Les politiques gouvernementales de ces dernières années infligent la précarité aux migrants et particulièrement aux femmes, en les maintenant dans une situation de non droit.

Les femmes restent toujours dépendantes de leur époux pour leur venue et le renouvellement des cartes de séjour, de même qu’elles sont obligées de les suivre s’ils souhaitent rentrer au pays.

Elles sont également particulièrement victimes des emplois précaires, car la plupart d’entre elles viennent d’un milieu rural et se retrouvent en milieu urbain où leur savoir-faire ne peuvent être source de revenus. Elles sont de ce fait contraintes, soit à rester au foyer, soit à accepter des emplois sous-payés. Leurs charges de travail (à l’extérieur en plus des taches ménagères) leur laissent peu de temps pour l’apprentissage du français, et elles deviennent — par leurs difficultés à se défendre et à négocier — les cibles des licenciements abusifs.

Ce thème a provoqué une vive colère de la part d’un groupe de jeunes femmes maghrébines de la région parisienne, accusant la commission de faire l’amalgame immigration-précarité. S’agit-il de faire un amalgame ou un constat ? La réflexion doit continuer. Cette polémique a malheureusement occulté une partie du débat et notamment la question épineuse de la polygamie ou celle des intégrismes religieux qui maintiennent les femmes dans la dépendance économique et culturelle !

Il est regrettable que la commission ait oublié deux thèmes lors de son travail de préparation : la situation spécifique des femmes âgées (indécence du minimum vieillesse, solitude, logement…) ; l’accès de toutes et tous à la culture (tant au niveau de la création que de la diffusion) qui aurait mérité une présentation approfondie et une mise en débat.
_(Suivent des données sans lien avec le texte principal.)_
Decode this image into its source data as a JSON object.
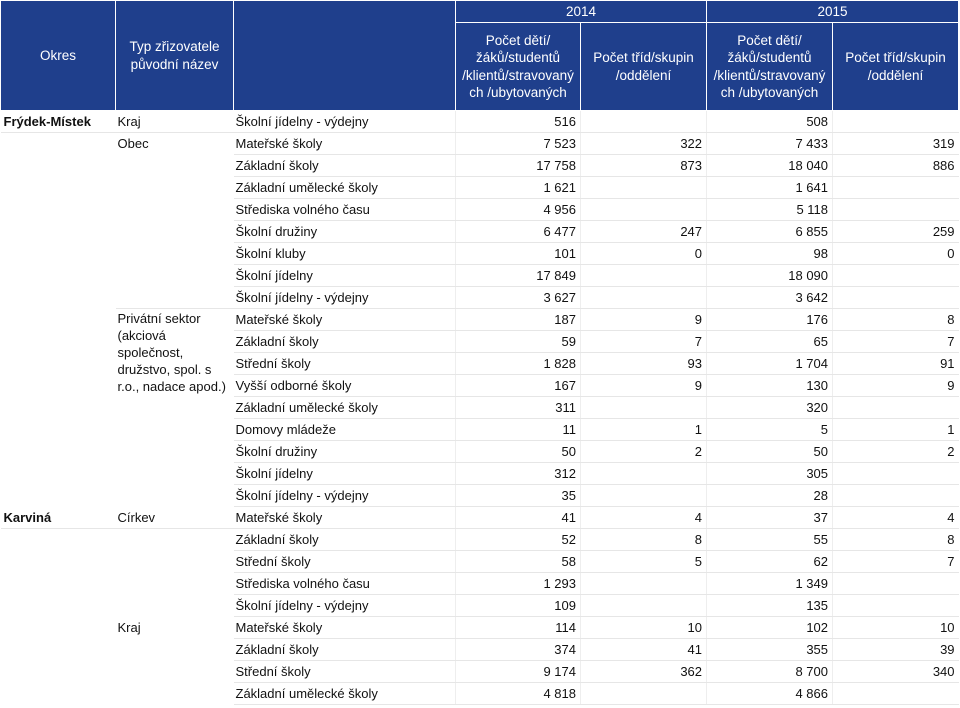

Cela étant, mon intervention réclamant l’accès à la culture pour les plus démuni(e)s, et dénonçant le projet du gouvernement de privilégier de plus en plus une culture d’État au détriment de l’appropriation par chacun(e) des moyens de production et de diffusion culturelles (par le sabordage notamment du statut ASSEDIC des intermittents du spectacle), a permis d’intégrer cette revendication dans la plate-forme finale de cette commission.